OPINION

OPINION | JOHN BRUMMETT: Urgency? Meh ...

Suddenly we're an epicenter in Arkansas, where politics is making thousands of people sick, putting scores in the hospital, and killing several.

Illnesses are occurring in increasing numbers locally because of a more-contagious coronavirus variant and because conservative people--presumably mostly Trumpsters, who infest Arkansas widely--have boycotted vaccinations for reasons centering on suspicion and resentment.

It's a statistical fact that, almost uniformly, Donald Trump states in 2020 have lower vaccination rates than Joe Biden states. It's not a direct overlap that 62 percent of Arkansas voters favored Trump in the last election and 60 percent of adult Arkansans are unvaccinated. But that's far more than an incidental overlap, to be sure.

Many of the great unvaccinated conservatives scoff at liberals and scientists who espouse the concept that people instead of God can change the climate. And they get their backs up at the notion that these same sources try to force them to give up their cussed independence and submit to a government injection.

They simply shall not be herded.

They see no urgent need to head off what seems to them mostly to kill old, fat and sick people. Smallpox and polio this ain't, they think.

They say the liberals are just using it to scare people into a socialist state.

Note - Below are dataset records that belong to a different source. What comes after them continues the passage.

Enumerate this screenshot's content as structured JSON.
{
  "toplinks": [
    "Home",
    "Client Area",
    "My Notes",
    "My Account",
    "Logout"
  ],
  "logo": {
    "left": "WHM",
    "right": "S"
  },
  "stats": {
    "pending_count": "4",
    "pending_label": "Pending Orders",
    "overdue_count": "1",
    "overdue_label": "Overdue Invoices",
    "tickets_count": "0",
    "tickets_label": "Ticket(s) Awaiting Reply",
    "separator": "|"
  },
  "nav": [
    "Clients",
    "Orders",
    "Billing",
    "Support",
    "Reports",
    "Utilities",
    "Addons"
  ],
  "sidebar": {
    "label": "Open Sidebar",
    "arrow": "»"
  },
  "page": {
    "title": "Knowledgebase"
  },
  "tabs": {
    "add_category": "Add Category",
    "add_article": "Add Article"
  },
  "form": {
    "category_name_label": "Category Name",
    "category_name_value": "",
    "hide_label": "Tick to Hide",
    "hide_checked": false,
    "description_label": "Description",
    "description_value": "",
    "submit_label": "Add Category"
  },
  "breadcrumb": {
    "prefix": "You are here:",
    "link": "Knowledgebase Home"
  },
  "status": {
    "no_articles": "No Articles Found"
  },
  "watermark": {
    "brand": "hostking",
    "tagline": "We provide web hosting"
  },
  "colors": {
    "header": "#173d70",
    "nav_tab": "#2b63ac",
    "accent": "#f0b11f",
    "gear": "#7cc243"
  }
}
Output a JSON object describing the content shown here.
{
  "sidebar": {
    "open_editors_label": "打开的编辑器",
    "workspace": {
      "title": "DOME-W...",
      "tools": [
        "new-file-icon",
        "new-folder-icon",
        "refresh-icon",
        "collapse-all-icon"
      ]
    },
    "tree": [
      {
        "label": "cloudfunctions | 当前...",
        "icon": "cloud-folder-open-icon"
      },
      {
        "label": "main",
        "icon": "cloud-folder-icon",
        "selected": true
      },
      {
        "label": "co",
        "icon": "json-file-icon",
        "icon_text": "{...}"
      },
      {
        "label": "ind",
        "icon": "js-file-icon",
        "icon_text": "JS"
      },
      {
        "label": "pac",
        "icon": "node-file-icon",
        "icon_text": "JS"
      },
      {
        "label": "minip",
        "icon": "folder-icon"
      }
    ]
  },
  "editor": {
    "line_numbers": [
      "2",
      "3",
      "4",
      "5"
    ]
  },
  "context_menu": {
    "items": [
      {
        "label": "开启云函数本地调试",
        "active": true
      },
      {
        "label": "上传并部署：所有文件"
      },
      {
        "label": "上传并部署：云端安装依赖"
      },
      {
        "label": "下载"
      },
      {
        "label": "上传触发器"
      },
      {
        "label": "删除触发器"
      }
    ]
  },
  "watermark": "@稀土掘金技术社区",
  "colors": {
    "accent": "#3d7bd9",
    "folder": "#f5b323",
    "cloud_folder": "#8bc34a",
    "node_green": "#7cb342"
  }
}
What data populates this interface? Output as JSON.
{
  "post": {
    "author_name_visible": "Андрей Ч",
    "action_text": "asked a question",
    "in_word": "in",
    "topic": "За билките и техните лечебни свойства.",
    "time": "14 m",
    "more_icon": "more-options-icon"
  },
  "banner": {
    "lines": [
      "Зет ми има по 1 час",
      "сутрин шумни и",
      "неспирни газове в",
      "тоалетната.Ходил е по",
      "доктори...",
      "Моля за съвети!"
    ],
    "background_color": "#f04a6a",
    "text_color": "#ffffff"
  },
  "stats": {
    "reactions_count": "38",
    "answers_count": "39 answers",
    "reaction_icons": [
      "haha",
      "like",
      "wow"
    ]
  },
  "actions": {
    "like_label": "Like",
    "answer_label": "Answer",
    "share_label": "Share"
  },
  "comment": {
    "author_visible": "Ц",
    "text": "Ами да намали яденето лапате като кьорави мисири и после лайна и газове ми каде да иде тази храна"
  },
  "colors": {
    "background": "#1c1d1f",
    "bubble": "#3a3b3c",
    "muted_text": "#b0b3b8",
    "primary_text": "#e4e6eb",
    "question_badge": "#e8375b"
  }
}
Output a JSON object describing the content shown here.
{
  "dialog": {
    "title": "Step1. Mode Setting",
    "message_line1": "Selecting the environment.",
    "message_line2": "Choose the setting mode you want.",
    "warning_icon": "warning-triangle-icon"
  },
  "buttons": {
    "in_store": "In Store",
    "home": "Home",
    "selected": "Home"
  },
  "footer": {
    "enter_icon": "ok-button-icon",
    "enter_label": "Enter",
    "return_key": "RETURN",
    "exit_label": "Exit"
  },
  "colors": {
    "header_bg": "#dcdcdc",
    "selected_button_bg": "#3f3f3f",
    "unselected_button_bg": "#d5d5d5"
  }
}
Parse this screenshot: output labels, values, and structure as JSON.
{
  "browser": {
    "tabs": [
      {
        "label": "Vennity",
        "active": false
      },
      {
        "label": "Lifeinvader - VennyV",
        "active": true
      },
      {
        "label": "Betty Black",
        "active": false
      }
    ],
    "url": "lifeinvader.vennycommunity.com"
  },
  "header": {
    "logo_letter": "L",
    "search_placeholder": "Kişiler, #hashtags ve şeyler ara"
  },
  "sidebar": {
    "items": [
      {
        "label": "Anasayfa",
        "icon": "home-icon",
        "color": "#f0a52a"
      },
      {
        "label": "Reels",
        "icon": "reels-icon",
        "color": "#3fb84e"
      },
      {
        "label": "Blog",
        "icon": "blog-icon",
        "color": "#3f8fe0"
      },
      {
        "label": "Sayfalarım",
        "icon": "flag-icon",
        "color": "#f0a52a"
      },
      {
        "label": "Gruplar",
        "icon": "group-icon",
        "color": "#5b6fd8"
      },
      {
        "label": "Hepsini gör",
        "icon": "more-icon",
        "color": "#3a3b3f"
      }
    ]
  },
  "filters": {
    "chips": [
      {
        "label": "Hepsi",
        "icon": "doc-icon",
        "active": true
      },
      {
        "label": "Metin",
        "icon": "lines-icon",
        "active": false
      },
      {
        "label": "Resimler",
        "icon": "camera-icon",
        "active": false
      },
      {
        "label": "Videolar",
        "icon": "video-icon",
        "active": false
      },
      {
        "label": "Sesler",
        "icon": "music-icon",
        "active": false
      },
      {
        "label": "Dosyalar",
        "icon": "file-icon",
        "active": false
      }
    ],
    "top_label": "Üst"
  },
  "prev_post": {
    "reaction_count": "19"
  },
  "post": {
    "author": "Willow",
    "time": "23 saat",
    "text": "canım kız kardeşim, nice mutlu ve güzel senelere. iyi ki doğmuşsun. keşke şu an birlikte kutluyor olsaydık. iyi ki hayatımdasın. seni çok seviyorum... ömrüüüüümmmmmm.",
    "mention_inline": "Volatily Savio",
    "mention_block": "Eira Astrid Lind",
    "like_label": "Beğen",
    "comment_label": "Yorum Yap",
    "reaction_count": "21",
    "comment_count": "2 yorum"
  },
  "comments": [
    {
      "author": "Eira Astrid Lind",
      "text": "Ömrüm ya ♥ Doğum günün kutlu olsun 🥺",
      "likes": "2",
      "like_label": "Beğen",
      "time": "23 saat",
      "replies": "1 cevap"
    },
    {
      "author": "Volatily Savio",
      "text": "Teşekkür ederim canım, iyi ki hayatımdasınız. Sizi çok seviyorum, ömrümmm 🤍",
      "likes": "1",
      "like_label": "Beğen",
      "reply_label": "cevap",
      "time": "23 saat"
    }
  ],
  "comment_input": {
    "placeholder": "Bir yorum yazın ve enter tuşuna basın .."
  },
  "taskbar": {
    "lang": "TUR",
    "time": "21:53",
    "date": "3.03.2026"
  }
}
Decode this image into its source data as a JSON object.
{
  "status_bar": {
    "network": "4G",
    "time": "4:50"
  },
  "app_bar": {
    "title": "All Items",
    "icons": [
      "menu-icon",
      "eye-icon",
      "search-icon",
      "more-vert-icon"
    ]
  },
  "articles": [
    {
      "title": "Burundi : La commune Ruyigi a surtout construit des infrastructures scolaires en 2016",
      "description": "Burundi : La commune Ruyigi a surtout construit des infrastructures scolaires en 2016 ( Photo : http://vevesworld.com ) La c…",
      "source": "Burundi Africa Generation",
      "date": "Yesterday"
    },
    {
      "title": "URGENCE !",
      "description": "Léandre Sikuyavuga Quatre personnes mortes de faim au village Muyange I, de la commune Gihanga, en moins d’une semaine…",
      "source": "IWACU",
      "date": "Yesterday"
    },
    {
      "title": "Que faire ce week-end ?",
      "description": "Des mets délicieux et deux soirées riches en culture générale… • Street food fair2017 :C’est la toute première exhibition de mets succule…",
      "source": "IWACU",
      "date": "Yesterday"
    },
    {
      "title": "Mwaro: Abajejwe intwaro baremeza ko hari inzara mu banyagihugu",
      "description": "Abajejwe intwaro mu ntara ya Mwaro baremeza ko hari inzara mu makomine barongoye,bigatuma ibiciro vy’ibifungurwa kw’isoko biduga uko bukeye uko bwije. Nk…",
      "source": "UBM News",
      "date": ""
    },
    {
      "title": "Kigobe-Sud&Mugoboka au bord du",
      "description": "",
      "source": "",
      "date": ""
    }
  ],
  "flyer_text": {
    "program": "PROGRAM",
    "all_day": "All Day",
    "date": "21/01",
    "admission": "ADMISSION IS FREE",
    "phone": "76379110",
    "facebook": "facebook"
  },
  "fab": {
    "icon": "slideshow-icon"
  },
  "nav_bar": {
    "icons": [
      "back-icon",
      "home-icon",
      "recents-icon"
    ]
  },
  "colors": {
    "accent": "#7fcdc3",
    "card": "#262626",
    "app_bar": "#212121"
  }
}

When Biden said last week that we need to take the vaccines to the people, maybe even go door-to-door, some of these anti-vaccination people saw government invasion and coercion, kind of like an official taking of names.

Local liberals are aghast that people around them won't do humankind the simple favor of getting an easy and safe vaccine to spare hospitals and save lives. And many of them choose to blame Gov. Asa Hutchinson.

That's fair enough, considering that he is ultimately responsible. But I deem him not quite so singularly blame-worthy.

He's hampered substantively by lame-duck status, by a Legislature that has restricted his executive authority, and by a population widely finding more virtue in individual stubbornness than collective compassion and cooperation.

A mask mandate, no matter the magnitude of a re-emerging crisis, is now against the law in Arkansas. That's thanks to the recent legislative session, both to the legislators who made the law and the voters who dispatched the legislators.

Just last week, extremist Republican state Sen. Trent Garner tweeted, "The most dangerous part of #COVID19 isn't the virus. It is the massive expansion of power the government took under the guise of 'safety.' ... Guns are next."

I can't imagine why the government would want to keep you well and then take your gun. It seems to me your gun would be easier to take if you were on a ventilator or dead.

But I do fault Hutchinson for his non-inspirational tone. His ever-cautious calculation and ever-measured restraint have consistently belied any vital sense of urgency.

If he's tweeted it once, Hutchinson has tweeted a hundred times that the only solution to public health concerns is for everyone to get vaccinated, so people should try to remember to get a shot if it's not too much trouble. I overstate the obsequiousness only slightly.

Only on Tuesday, and only after Biden made the recommendation nationally, did Hutchinson announce his calling of community town halls around the state to try to disabuse people of misinformed suspicions or resentments.

The first meeting was Thursday evening in Cabot, a conservative hotbed. I drove over to see if anybody would show up and what would be said by him and them.

It was a non-event.

About 150 people showed up. Several responsible people in the local community--a principal, two nurse practitioners, a school nurse and a physician's assistant--shared their lamentations about confronting so many anti-vaccine myths.

I wanted to hear somebody stand up and espouse those myths and watch to see if the governor could work up tones of urgency in explaining the nonsense. That would have done a world of good on the 10 o'clock news.

Alas, all I got was Asa rolling his eyes as he read an email forwarded to him earlier in the day from somebody saying the government vaccine drive was mind control and that the virus was transmitted in mask material.

Maybe something will yet come from this evening of understatement. The health-care professionals said they need piles of printed material deconstructing the myths. The governor's office made a note.

Otherwise, the meeting offered one deft euphemism.

Hutchinson pointed out the high vaccination rates in larger and northeastern states and lower vaccination rates in southern states. He said it must be a matter of distrust of government being more pronounced in the South and of citizens living in sparse populations not worrying as much about viral spreading as people bunched up in urban areas.

Why do I call that euphemistic? It's that it's just a veiled way of phrasing the tragedy of the Trumpian South politicizing this generational challenge.